Beyazıt kıraathanelerinden birinde bir arkadaş bekliyordum. Burası pek tenha idi. İki üç kişi, sönmüş sobanın yanında alçak sesle dertleşiyor, bir ihtiyar memur, burnunda gözlük, elinde bir gazete ile uyukluyordu. Kahvenin ortasında siyah Şam kumaşından tarihi çarşaf giymiş altmışlık bir büyük hanım gözüme ilişti. Yanında altın başlı bir erkek çocuğu, çocuğun elinde bir kafes vardı. Bu hanımda bir İstanbul hanımı tipi vardı.  Kahveciye yavaş sesle bir şeyler söylüyor, küçüğün elindeki kuş kafesini gösteriyordu.  Kahveci gazetenin üstünde uyuklayan ihtiyara seslendi: - Abidin Efendi!
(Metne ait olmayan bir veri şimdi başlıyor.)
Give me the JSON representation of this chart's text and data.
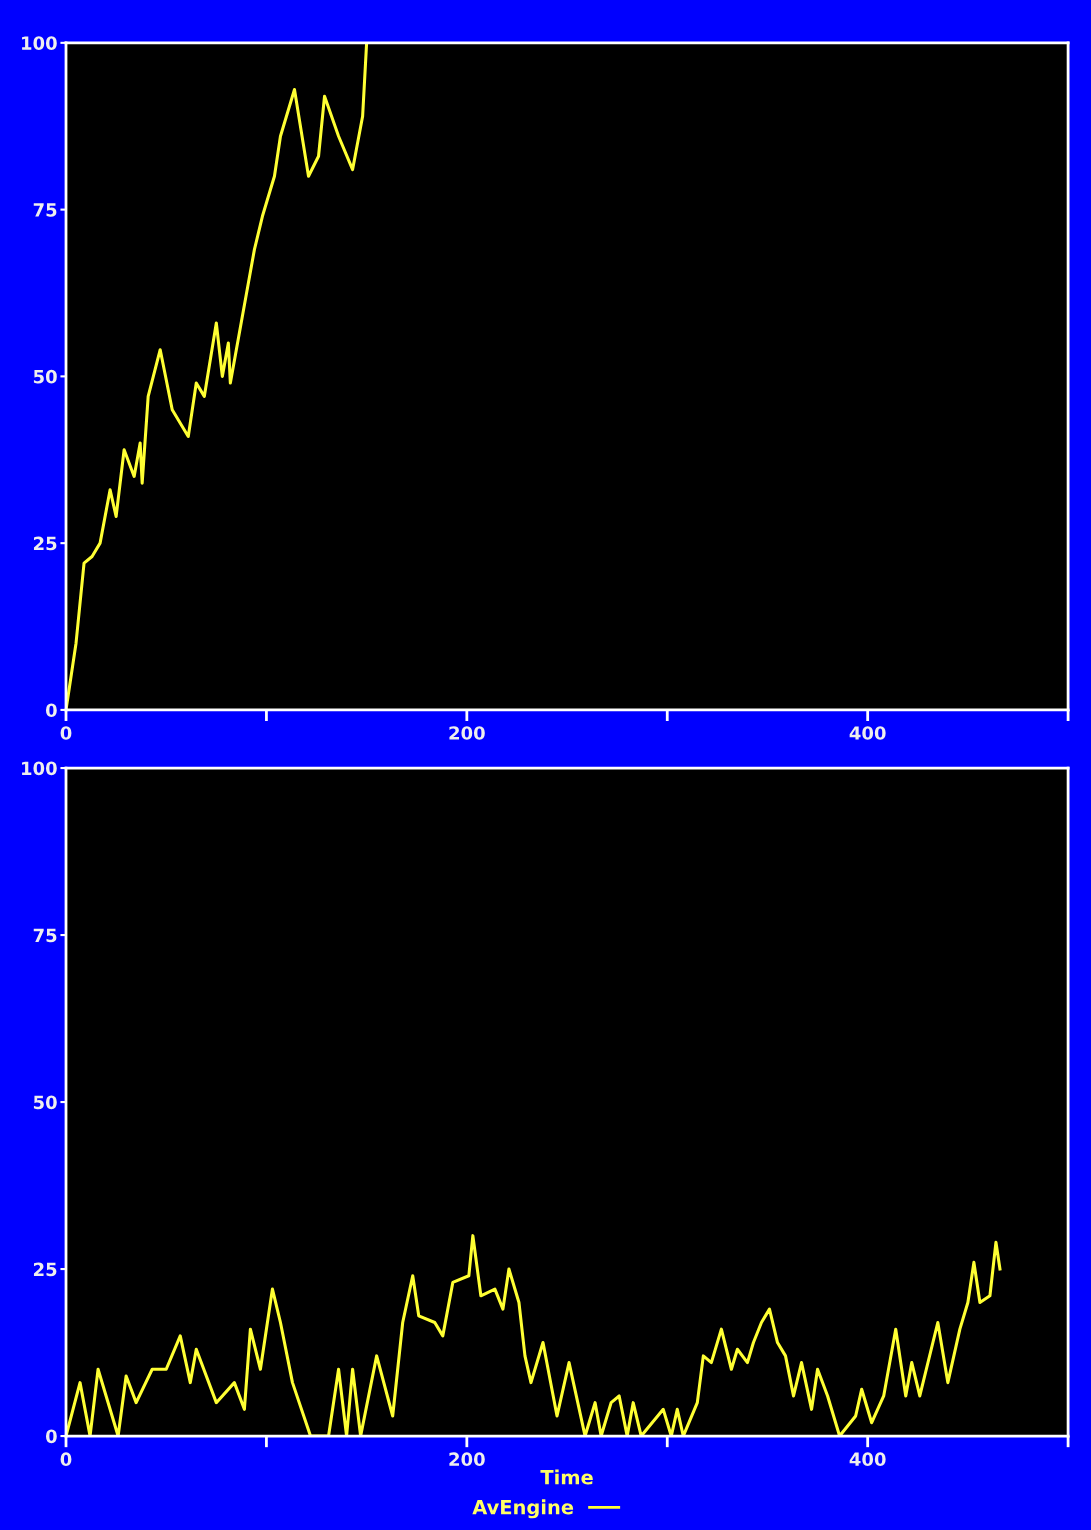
{
  "chart_data": [
    {
      "type": "line",
      "xlim": [
        0,
        500
      ],
      "ylim": [
        0,
        100
      ],
      "xticks": [
        0,
        {
          "value": 100,
          "label": null
        },
        200,
        {
          "value": 300,
          "label": null
        },
        400,
        {
          "value": 500,
          "label": null
        }
      ],
      "yticks": [
        0,
        25,
        50,
        75,
        100
      ],
      "grid": false,
      "series": [
        {
          "color": "#ffff33",
          "x": [
            0,
            2,
            5,
            9,
            13,
            17,
            22,
            25,
            29,
            34,
            37,
            38,
            41,
            47,
            53,
            61,
            65,
            69,
            75,
            78,
            81,
            82,
            88,
            94,
            98,
            104,
            107,
            114,
            121,
            126,
            129,
            136,
            143,
            148,
            150
          ],
          "values": [
            0,
            4,
            10,
            22,
            23,
            25,
            33,
            29,
            39,
            35,
            40,
            34,
            47,
            54,
            45,
            41,
            49,
            47,
            58,
            50,
            55,
            49,
            59,
            69,
            74,
            80,
            86,
            93,
            80,
            83,
            92,
            86,
            81,
            89,
            100
          ]
        }
      ]
    },
    {
      "type": "line",
      "xlim": [
        0,
        500
      ],
      "ylim": [
        0,
        100
      ],
      "xlabel": "Time",
      "legend": "bottom",
      "xticks": [
        0,
        {
          "value": 100,
          "label": null
        },
        200,
        {
          "value": 300,
          "label": null
        },
        400,
        {
          "value": 500,
          "label": null
        }
      ],
      "yticks": [
        0,
        25,
        50,
        75,
        100
      ],
      "grid": false,
      "series": [
        {
          "name": "AvEngine",
          "color": "#ffff33",
          "x": [
            0,
            7,
            12,
            16,
            26,
            30,
            35,
            43,
            50,
            57,
            62,
            65,
            75,
            84,
            89,
            92,
            97,
            103,
            107,
            113,
            122,
            131,
            136,
            140,
            143,
            147,
            155,
            163,
            168,
            173,
            176,
            184,
            188,
            193,
            201,
            203,
            207,
            214,
            218,
            221,
            226,
            229,
            232,
            238,
            245,
            251,
            259,
            264,
            267,
            272,
            276,
            280,
            283,
            287,
            298,
            302,
            305,
            308,
            315,
            318,
            322,
            327,
            332,
            335,
            340,
            343,
            347,
            351,
            355,
            359,
            363,
            367,
            372,
            375,
            380,
            386,
            394,
            397,
            402,
            408,
            414,
            419,
            422,
            426,
            435,
            440,
            446,
            450,
            453,
            456,
            461,
            464,
            466
          ],
          "values": [
            0,
            8,
            0,
            10,
            0,
            9,
            5,
            10,
            10,
            15,
            8,
            13,
            5,
            8,
            4,
            16,
            10,
            22,
            17,
            8,
            0,
            0,
            10,
            0,
            10,
            0,
            12,
            3,
            17,
            24,
            18,
            17,
            15,
            23,
            24,
            30,
            21,
            22,
            19,
            25,
            20,
            12,
            8,
            14,
            3,
            11,
            0,
            5,
            0,
            5,
            6,
            0,
            5,
            0,
            4,
            0,
            4,
            0,
            5,
            12,
            11,
            16,
            10,
            13,
            11,
            14,
            17,
            19,
            14,
            12,
            6,
            11,
            4,
            10,
            6,
            0,
            3,
            7,
            2,
            6,
            16,
            6,
            11,
            6,
            17,
            8,
            16,
            20,
            26,
            20,
            21,
            29,
            25
          ]
        }
      ]
    }
  ]
}
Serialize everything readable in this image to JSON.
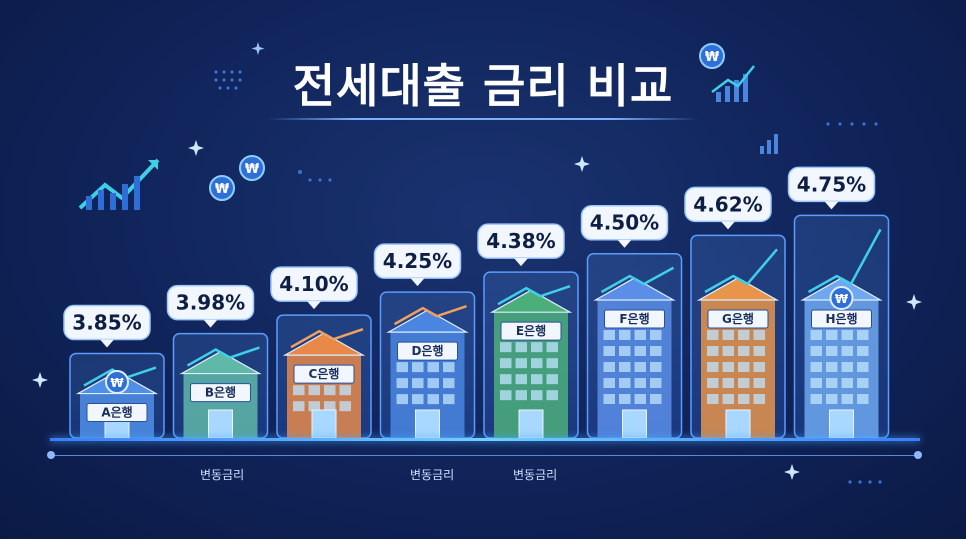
{
  "title": "전세대출 금리 비교",
  "notes": [
    "변동금리",
    "변동금리",
    "변동금리"
  ],
  "colors": {
    "background": "#10245a",
    "accent": "#4aa8ff",
    "label_bubble": "#f2f7ff",
    "trend_arrow": "#3fd0e8"
  },
  "icons": [
    "trend-up-icon",
    "won-coin-icon",
    "sparkle-icon",
    "bar-chart-icon"
  ],
  "chart_data": {
    "type": "bar",
    "title": "전세대출 금리 비교",
    "categories": [
      "A은행",
      "B은행",
      "C은행",
      "D은행",
      "E은행",
      "F은행",
      "G은행",
      "H은행"
    ],
    "values": [
      3.85,
      3.98,
      4.1,
      4.25,
      4.38,
      4.5,
      4.62,
      4.75
    ],
    "value_labels": [
      "3.85%",
      "3.98%",
      "4.10%",
      "4.25%",
      "4.38%",
      "4.50%",
      "4.62%",
      "4.75%"
    ],
    "unit": "%",
    "ylim": [
      3.3,
      4.85
    ],
    "grid": false,
    "legend": "none",
    "bar_colors": [
      "#4f8fe8",
      "#5fb8a8",
      "#e8894a",
      "#4a86e0",
      "#4caf7a",
      "#5a8ee8",
      "#e8944a",
      "#6fa8f0"
    ]
  }
}
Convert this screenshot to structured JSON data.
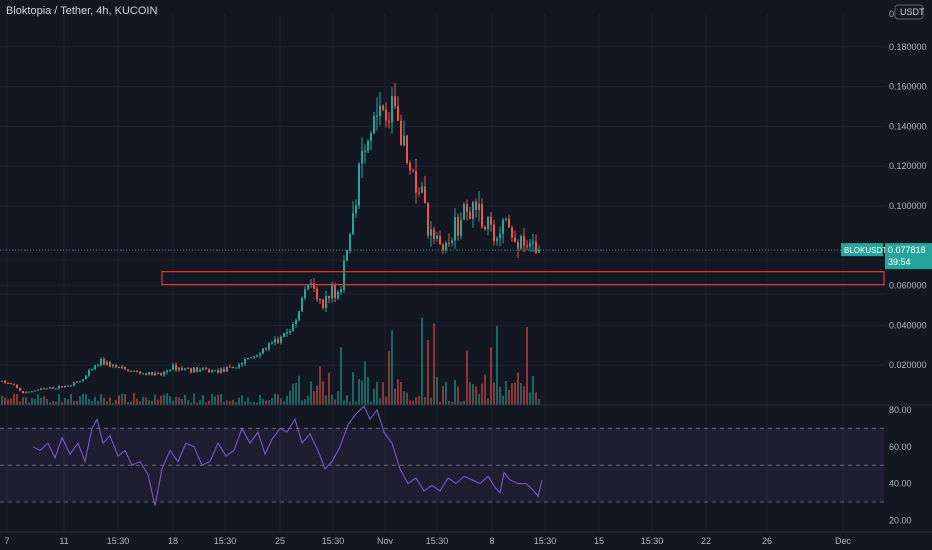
{
  "header": {
    "title": "Bloktopia / Tether, 4h, KUCOIN",
    "currency": "USDT",
    "top_tick": "0."
  },
  "colors": {
    "bg": "#131722",
    "up": "#26a69a",
    "down": "#ef5350",
    "rsi": "#7e57c2",
    "grid": "#1e2230",
    "text": "#b2b5be",
    "zone": "#e53935"
  },
  "price_tag": {
    "symbol": "BLOKUSDT",
    "price": "0.077818",
    "countdown": "39:54"
  },
  "chart_data": [
    {
      "type": "candlestick",
      "title": "Bloktopia / Tether, 4h, KUCOIN",
      "ylim": [
        0.0,
        0.19
      ],
      "y_ticks": [
        "0.180000",
        "0.160000",
        "0.140000",
        "0.120000",
        "0.100000",
        "0.060000",
        "0.040000",
        "0.020000"
      ],
      "x_ticks": [
        "7",
        "11",
        "15:30",
        "18",
        "15:30",
        "25",
        "15:30",
        "Nov",
        "15:30",
        "8",
        "15:30",
        "15",
        "15:30",
        "22",
        "26",
        "Dec"
      ],
      "current_price": 0.077818,
      "zone": [
        0.0605,
        0.067
      ],
      "trajectory": [
        [
          0,
          0.012
        ],
        [
          12,
          0.01
        ],
        [
          22,
          0.006
        ],
        [
          40,
          0.008
        ],
        [
          60,
          0.009
        ],
        [
          80,
          0.012
        ],
        [
          100,
          0.022
        ],
        [
          120,
          0.018
        ],
        [
          140,
          0.016
        ],
        [
          160,
          0.015
        ],
        [
          170,
          0.019
        ],
        [
          190,
          0.018
        ],
        [
          210,
          0.017
        ],
        [
          230,
          0.018
        ],
        [
          250,
          0.024
        ],
        [
          270,
          0.03
        ],
        [
          285,
          0.035
        ],
        [
          295,
          0.042
        ],
        [
          305,
          0.063
        ],
        [
          315,
          0.055
        ],
        [
          322,
          0.048
        ],
        [
          330,
          0.056
        ],
        [
          340,
          0.058
        ],
        [
          346,
          0.076
        ],
        [
          355,
          0.1
        ],
        [
          362,
          0.14
        ],
        [
          368,
          0.128
        ],
        [
          377,
          0.162
        ],
        [
          385,
          0.14
        ],
        [
          393,
          0.15
        ],
        [
          400,
          0.13
        ],
        [
          408,
          0.12
        ],
        [
          415,
          0.112
        ],
        [
          422,
          0.108
        ],
        [
          428,
          0.085
        ],
        [
          435,
          0.087
        ],
        [
          443,
          0.078
        ],
        [
          450,
          0.085
        ],
        [
          460,
          0.093
        ],
        [
          470,
          0.097
        ],
        [
          480,
          0.095
        ],
        [
          490,
          0.088
        ],
        [
          497,
          0.086
        ],
        [
          503,
          0.093
        ],
        [
          510,
          0.086
        ],
        [
          520,
          0.083
        ],
        [
          530,
          0.08
        ],
        [
          540,
          0.075
        ]
      ]
    },
    {
      "type": "line",
      "ylim": [
        15,
        85
      ],
      "y_ticks": [
        "80.00",
        "60.00",
        "40.00",
        "20.00"
      ],
      "levels": [
        70,
        50,
        30
      ],
      "values": [
        [
          33,
          60
        ],
        [
          40,
          58
        ],
        [
          48,
          62
        ],
        [
          55,
          54
        ],
        [
          62,
          65
        ],
        [
          70,
          56
        ],
        [
          78,
          62
        ],
        [
          85,
          52
        ],
        [
          92,
          70
        ],
        [
          97,
          75
        ],
        [
          103,
          62
        ],
        [
          110,
          66
        ],
        [
          118,
          55
        ],
        [
          125,
          58
        ],
        [
          132,
          50
        ],
        [
          140,
          52
        ],
        [
          148,
          45
        ],
        [
          155,
          28
        ],
        [
          162,
          48
        ],
        [
          170,
          58
        ],
        [
          178,
          52
        ],
        [
          186,
          62
        ],
        [
          194,
          60
        ],
        [
          202,
          50
        ],
        [
          210,
          52
        ],
        [
          218,
          62
        ],
        [
          226,
          55
        ],
        [
          234,
          58
        ],
        [
          242,
          70
        ],
        [
          250,
          62
        ],
        [
          258,
          68
        ],
        [
          265,
          56
        ],
        [
          272,
          64
        ],
        [
          280,
          70
        ],
        [
          287,
          68
        ],
        [
          295,
          75
        ],
        [
          302,
          62
        ],
        [
          310,
          67
        ],
        [
          318,
          58
        ],
        [
          325,
          48
        ],
        [
          332,
          52
        ],
        [
          340,
          60
        ],
        [
          348,
          72
        ],
        [
          356,
          78
        ],
        [
          364,
          82
        ],
        [
          370,
          75
        ],
        [
          377,
          80
        ],
        [
          384,
          68
        ],
        [
          392,
          62
        ],
        [
          400,
          48
        ],
        [
          408,
          40
        ],
        [
          416,
          43
        ],
        [
          424,
          36
        ],
        [
          432,
          39
        ],
        [
          440,
          36
        ],
        [
          448,
          43
        ],
        [
          456,
          40
        ],
        [
          464,
          44
        ],
        [
          472,
          42
        ],
        [
          480,
          40
        ],
        [
          488,
          44
        ],
        [
          495,
          38
        ],
        [
          500,
          35
        ],
        [
          504,
          46
        ],
        [
          510,
          42
        ],
        [
          518,
          40
        ],
        [
          526,
          40
        ],
        [
          534,
          36
        ],
        [
          538,
          33
        ],
        [
          542,
          42
        ]
      ]
    }
  ]
}
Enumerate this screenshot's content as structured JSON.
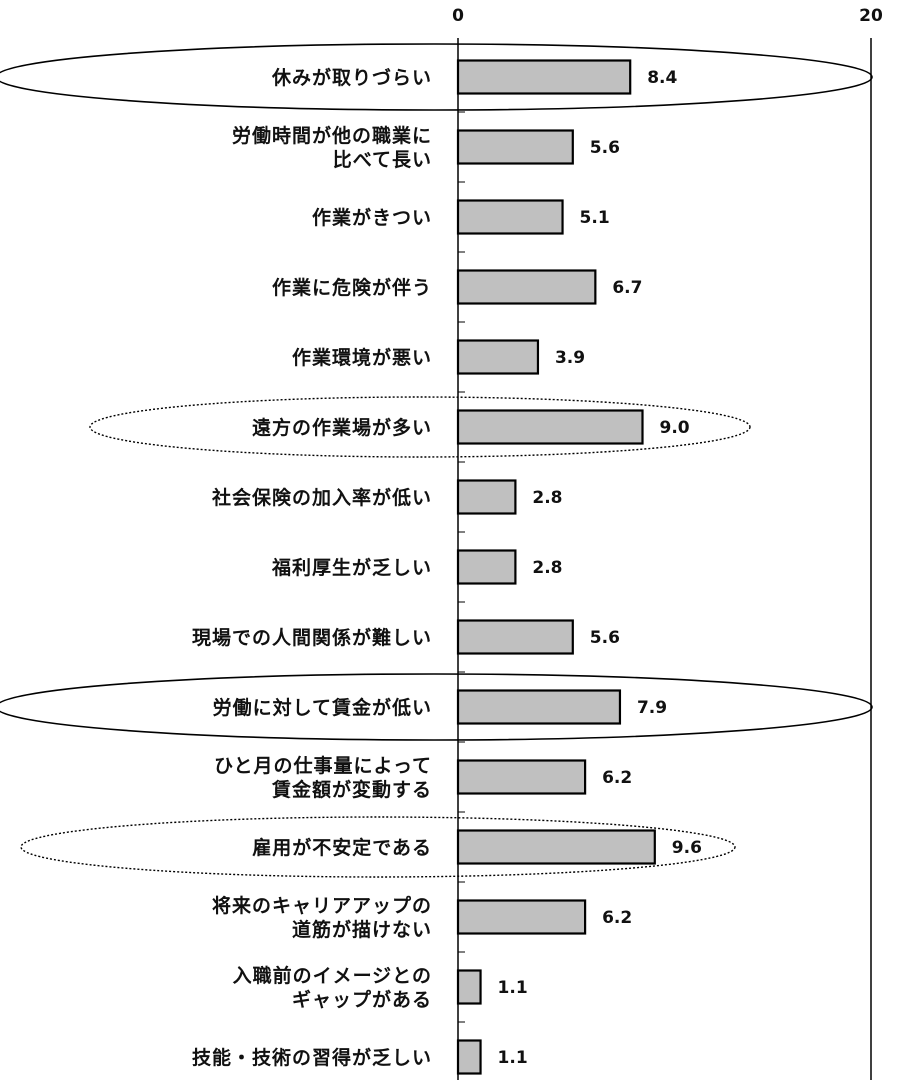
{
  "chart_data": {
    "type": "bar",
    "orientation": "horizontal",
    "categories": [
      [
        "休みが取りづらい"
      ],
      [
        "労働時間が他の職業に",
        "比べて長い"
      ],
      [
        "作業がきつい"
      ],
      [
        "作業に危険が伴う"
      ],
      [
        "作業環境が悪い"
      ],
      [
        "遠方の作業場が多い"
      ],
      [
        "社会保険の加入率が低い"
      ],
      [
        "福利厚生が乏しい"
      ],
      [
        "現場での人間関係が難しい"
      ],
      [
        "労働に対して賃金が低い"
      ],
      [
        "ひと月の仕事量によって",
        "賃金額が変動する"
      ],
      [
        "雇用が不安定である"
      ],
      [
        "将来のキャリアアップの",
        "道筋が描けない"
      ],
      [
        "入職前のイメージとの",
        "ギャップがある"
      ],
      [
        "技能・技術の習得が乏しい"
      ]
    ],
    "values": [
      8.4,
      5.6,
      5.1,
      6.7,
      3.9,
      9.0,
      2.8,
      2.8,
      5.6,
      7.9,
      6.2,
      9.6,
      6.2,
      1.1,
      1.1
    ],
    "value_labels": [
      "8.4",
      "5.6",
      "5.1",
      "6.7",
      "3.9",
      "9.0",
      "2.8",
      "2.8",
      "5.6",
      "7.9",
      "6.2",
      "9.6",
      "6.2",
      "1.1",
      "1.1"
    ],
    "xlim": [
      0,
      20
    ],
    "tick_labels": [
      "0",
      "20"
    ],
    "highlight_solid": [
      0,
      9
    ],
    "highlight_dotted": [
      5,
      11
    ],
    "colors": {
      "bar_fill": "#c0c0c0",
      "bar_stroke": "#000000",
      "text": "#111111"
    }
  }
}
Sen kuş meraklısısın. Ucuz bir saka var, alır mısın? İhtiyar adam kuş sesini işitince gözlerini açtı; çocuğu yanına çağırarak kafesi eline aldı, dudaklarını bükerek: - Yaramaz, dedi. Büyük hanım üzgün ve manalı bir bakışla ihtiyarı süzdü: - Satacak değildik ama... Maaş çıkmadı da... - Orası öyle hanım... kuşa yaramaz dedim ama, yarasa da alacak değilim. Onlara dikkatle baktığımı gören kahveci yanımdan geçerken: - Allah kimseyi düşürmesin... Bu ihtiyar kadının genç bir damadı vardı, Balkan’da şehit oldu, geçen sene de kızı sizlere ömür vefat etti, torunu ile yanlız kaldı... Derhal gözümün önünde bir aile faciası canlandı: Yıllarca sürmüş uğraştan sonra bağlanan birkaç lira maaş aylardan beri çıkmıyordu. Vaktiyle çok iyi günler gördüğü büyükanne, yavaş yavaş bütün eşyalarını satıyor, nihayet sıra küçük saka kafesine geliyor. Ekmekçiye, mahalle bakkalına borç biriktikçe birikmiştir. Küçüğü aç bırakmamak için kuşu satmaktan başka çare yoktur.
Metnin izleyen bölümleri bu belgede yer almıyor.